The Casey he knew would like flowers – he actually didn't need Jazz to tell him that.

About eleven am, thoughts of his family came screeching back to the centre-stage when his phone buzzed and he opened the Facebook notification to find Marti's message.

"She didn't sleep last night. Flowers are the best way to apologise.

Flowers won't work on me though. I only accept explanations…in FULL."

Shit! It didn't take a genius to work out what his little sister meant.

She knew.

He considered what had given it away: the profile picture? His name?

And Derek wondered if Marti had told Casey. Was she now pissed about more than just his intolerance of her life-choices? Was she angry because he had ripped himself from their lives seven years ago – in the most brutal way possible?

Derek made his way to Spike's office and knocked at the door. A gruff "Come in" followed and Derek obeyed.

"S'up?" Spike asked looking up with relief from the badly-written report he was reviewing.

"I need a favour." Derek said fixing his boss' eyes with a pleading look. "I need an address."

"Oh?" Spike sat back, his hands tented in front of him.

Derek was cautious, remembering the bugging situation.

"I need to sever ties again." He said cryptically holding out his cell phone with Marti's message.

Spike read it and sat up suddenly.

"How the hell did…?"

Derek held up a hand. "I screwed up. I should never have…" He let his voice trail away, aware that he couldn't say Casey's name. "If it wasn't the one, I should have known the other would figure it out. I made some fucking stupid mistakes."

"Why do you need the address?"

"I need to end it once and for all." Derek said.

"End it?" Spike asked raising an eyebrow.

"A permanent goodbye."


About three hours before the flowers arrived at Casey's apartment the following morning, Derek turned into the underground basement of his office building. This time it was so early that even the security guard was surprised to see him. Derek wasn't sleeping very well.

Going into the office early didn't really solve anything that was going on in his mind. He knew he was currently breaking the hearts of the two most important women in his life, and he more than anyone wished it didn't have to be so.

His early arrival did mean that he avoided the traffic; the streets of Ottowa dead even on a weekday morning when the clock reads five am.

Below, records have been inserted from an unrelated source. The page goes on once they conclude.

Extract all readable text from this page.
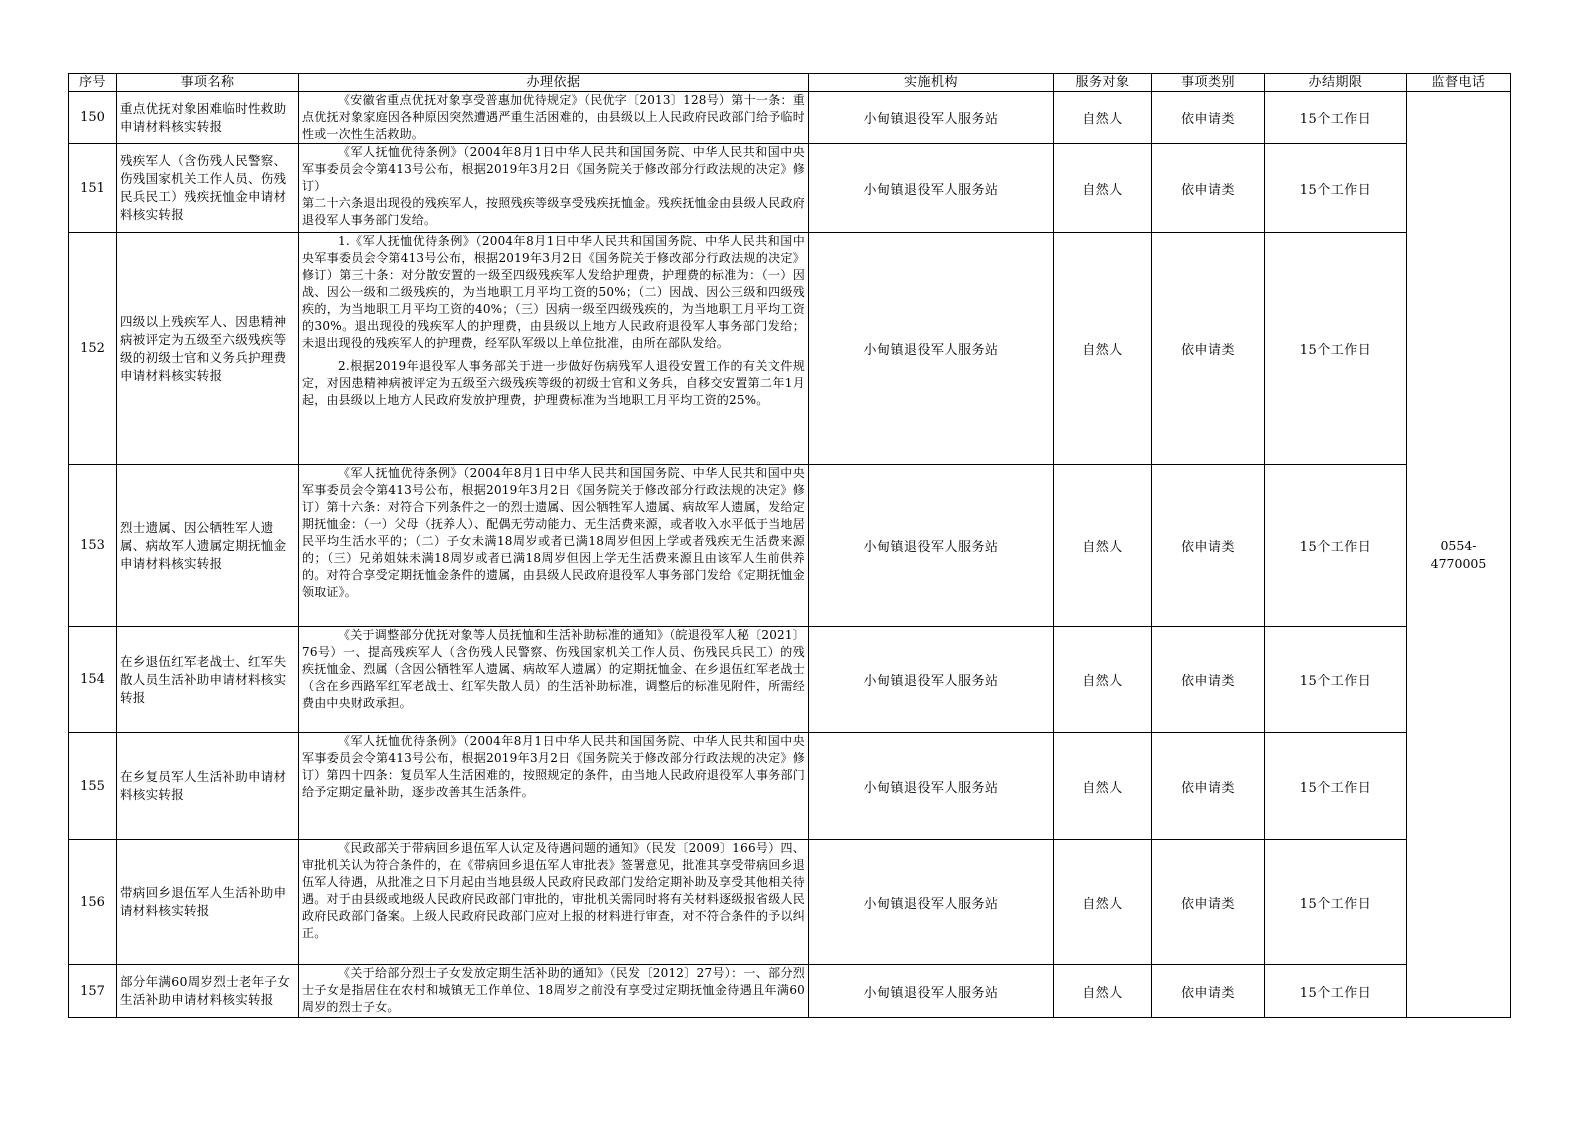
序号	事项名称	办理依据	实施机构	服务对象	事项类别	办结期限	监督电话
150	重点优抚对象困难临时性救助申请材料核实转报	《安徽省重点优抚对象享受普惠加优待规定》（民优字〔2013〕128号）第十一条：重点优抚对象家庭因各种原因突然遭遇严重生活困难的，由县级以上人民政府民政部门给予临时性或一次性生活救助。	小甸镇退役军人服务站	自然人	依申请类	15个工作日	0554-
4770005

151	残疾军人（含伤残人民警察、伤残国家机关工作人员、伤残民兵民工）残疾抚恤金申请材料核实转报	《军人抚恤优待条例》（2004年8月1日中华人民共和国国务院、中华人民共和国中央军事委员会令第413号公布，根据2019年3月2日《国务院关于修改部分行政法规的决定》修订）

第二十六条退出现役的残疾军人，按照残疾等级享受残疾抚恤金。残疾抚恤金由县级人民政府退役军人事务部门发给。	小甸镇退役军人服务站	自然人	依申请类	15个工作日	
152	四级以上残疾军人、因患精神病被评定为五级至六级残疾等级的初级士官和义务兵护理费申请材料核实转报	1.《军人抚恤优待条例》（2004年8月1日中华人民共和国国务院、中华人民共和国中央军事委员会令第413号公布，根据2019年3月2日《国务院关于修改部分行政法规的决定》修订）第三十条：对分散安置的一级至四级残疾军人发给护理费，护理费的标准为：（一）因战、因公一级和二级残疾的，为当地职工月平均工资的50%；（二）因战、因公三级和四级残疾的，为当地职工月平均工资的40%；（三）因病一级至四级残疾的，为当地职工月平均工资的30%。退出现役的残疾军人的护理费，由县级以上地方人民政府退役军人事务部门发给；未退出现役的残疾军人的护理费，经军队军级以上单位批准，由所在部队发给。

2.根据2019年退役军人事务部关于进一步做好伤病残军人退役安置工作的有关文件规定，对因患精神病被评定为五级至六级残疾等级的初级士官和义务兵，自移交安置第二年1月起，由县级以上地方人民政府发放护理费，护理费标准为当地职工月平均工资的25%。	小甸镇退役军人服务站	自然人	依申请类	15个工作日	
153	烈士遗属、因公牺牲军人遗属、病故军人遗属定期抚恤金申请材料核实转报	《军人抚恤优待条例》（2004年8月1日中华人民共和国国务院、中华人民共和国中央军事委员会令第413号公布，根据2019年3月2日《国务院关于修改部分行政法规的决定》修订）第十六条：对符合下列条件之一的烈士遗属、因公牺牲军人遗属、病故军人遗属，发给定期抚恤金：（一）父母（抚养人）、配偶无劳动能力、无生活费来源，或者收入水平低于当地居民平均生活水平的；（二）子女未满18周岁或者已满18周岁但因上学或者残疾无生活费来源的；（三）兄弟姐妹未满18周岁或者已满18周岁但因上学无生活费来源且由该军人生前供养的。对符合享受定期抚恤金条件的遗属，由县级人民政府退役军人事务部门发给《定期抚恤金领取证》。	小甸镇退役军人服务站	自然人	依申请类	15个工作日	
154	在乡退伍红军老战士、红军失散人员生活补助申请材料核实转报	《关于调整部分优抚对象等人员抚恤和生活补助标准的通知》（皖退役军人秘〔2021〕76号）一、提高残疾军人（含伤残人民警察、伤残国家机关工作人员、伤残民兵民工）的残疾抚恤金、烈属（含因公牺牲军人遗属、病故军人遗属）的定期抚恤金、在乡退伍红军老战士（含在乡西路军红军老战士、红军失散人员）的生活补助标准，调整后的标准见附件，所需经费由中央财政承担。	小甸镇退役军人服务站	自然人	依申请类	15个工作日	
155	在乡复员军人生活补助申请材料核实转报	《军人抚恤优待条例》（2004年8月1日中华人民共和国国务院、中华人民共和国中央军事委员会令第413号公布，根据2019年3月2日《国务院关于修改部分行政法规的决定》修订）第四十四条：复员军人生活困难的，按照规定的条件，由当地人民政府退役军人事务部门给予定期定量补助，逐步改善其生活条件。	小甸镇退役军人服务站	自然人	依申请类	15个工作日	
156	带病回乡退伍军人生活补助申请材料核实转报	《民政部关于带病回乡退伍军人认定及待遇问题的通知》（民发〔2009〕166号）四、审批机关认为符合条件的，在《带病回乡退伍军人审批表》签署意见，批准其享受带病回乡退伍军人待遇，从批准之日下月起由当地县级人民政府民政部门发给定期补助及享受其他相关待遇。对于由县级或地级人民政府民政部门审批的，审批机关需同时将有关材料逐级报省级人民政府民政部门备案。上级人民政府民政部门应对上报的材料进行审查，对不符合条件的予以纠正。	小甸镇退役军人服务站	自然人	依申请类	15个工作日	
157	部分年满60周岁烈士老年子女生活补助申请材料核实转报	《关于给部分烈士子女发放定期生活补助的通知》（民发〔2012〕27号）：一、部分烈士子女是指居住在农村和城镇无工作单位、18周岁之前没有享受过定期抚恤金待遇且年满60周岁的烈士子女。	小甸镇退役军人服务站	自然人	依申请类	15个工作日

And it also gave him a chance to do something that he had neglected for several weeks.

Once his car was safely parked, Derek made for the elevator, but instead of going up he pushed the button for the lower floor and as the elevator car began to move, he slipped his gun from his holster and checked the chambers.

As a kid, Derek had found the idea of guns attractive. He had grown up on the usual diet of gangster movies and revolver-toting good guys. In his teens, the guns had looked almost sensual when he saw them lined up for sale.

He had never expected to be required to use one in anger. He was supposed to be a high-ranking ice hockey star by now, if weaponry entered his life he expected it to be as the hobby of his new millionaire lifestyle.

Instead the piece sitting under his left shoulder hung heavy on a daily basis.

Derek knew more than he had ever believed possible about guns. He knew how to strip and re-build more than thirty types of firearm, he knew the history of Smith-Wesson and Glock - he knew the "kill shots" on an opponent.

And yes, Derek Venturi had taken someone's life with the gun currently resting close to his heart.

None of this was something he was proud of, even if the "Kill" incident was completely above board, legal and had been fully investigated by the appropriate authorities. He still had nightmares about that day, though if he hadn't taken the shot – a textbook "kill" – then Derek Venturi would have died a second more permanent time.

It was this aspect of his life that he hated most…and this aspect of his life that he would fight tooth, nail and himself to keep Casey and Marti away from.

Brushing thoughts of Casey and his little sister from his mind, Derek entered the Firing Range and began his preparations for practice.

As per his own personal habit, the first shot he fired at the paper target was identical to the one that had given him the metal plate in his own head.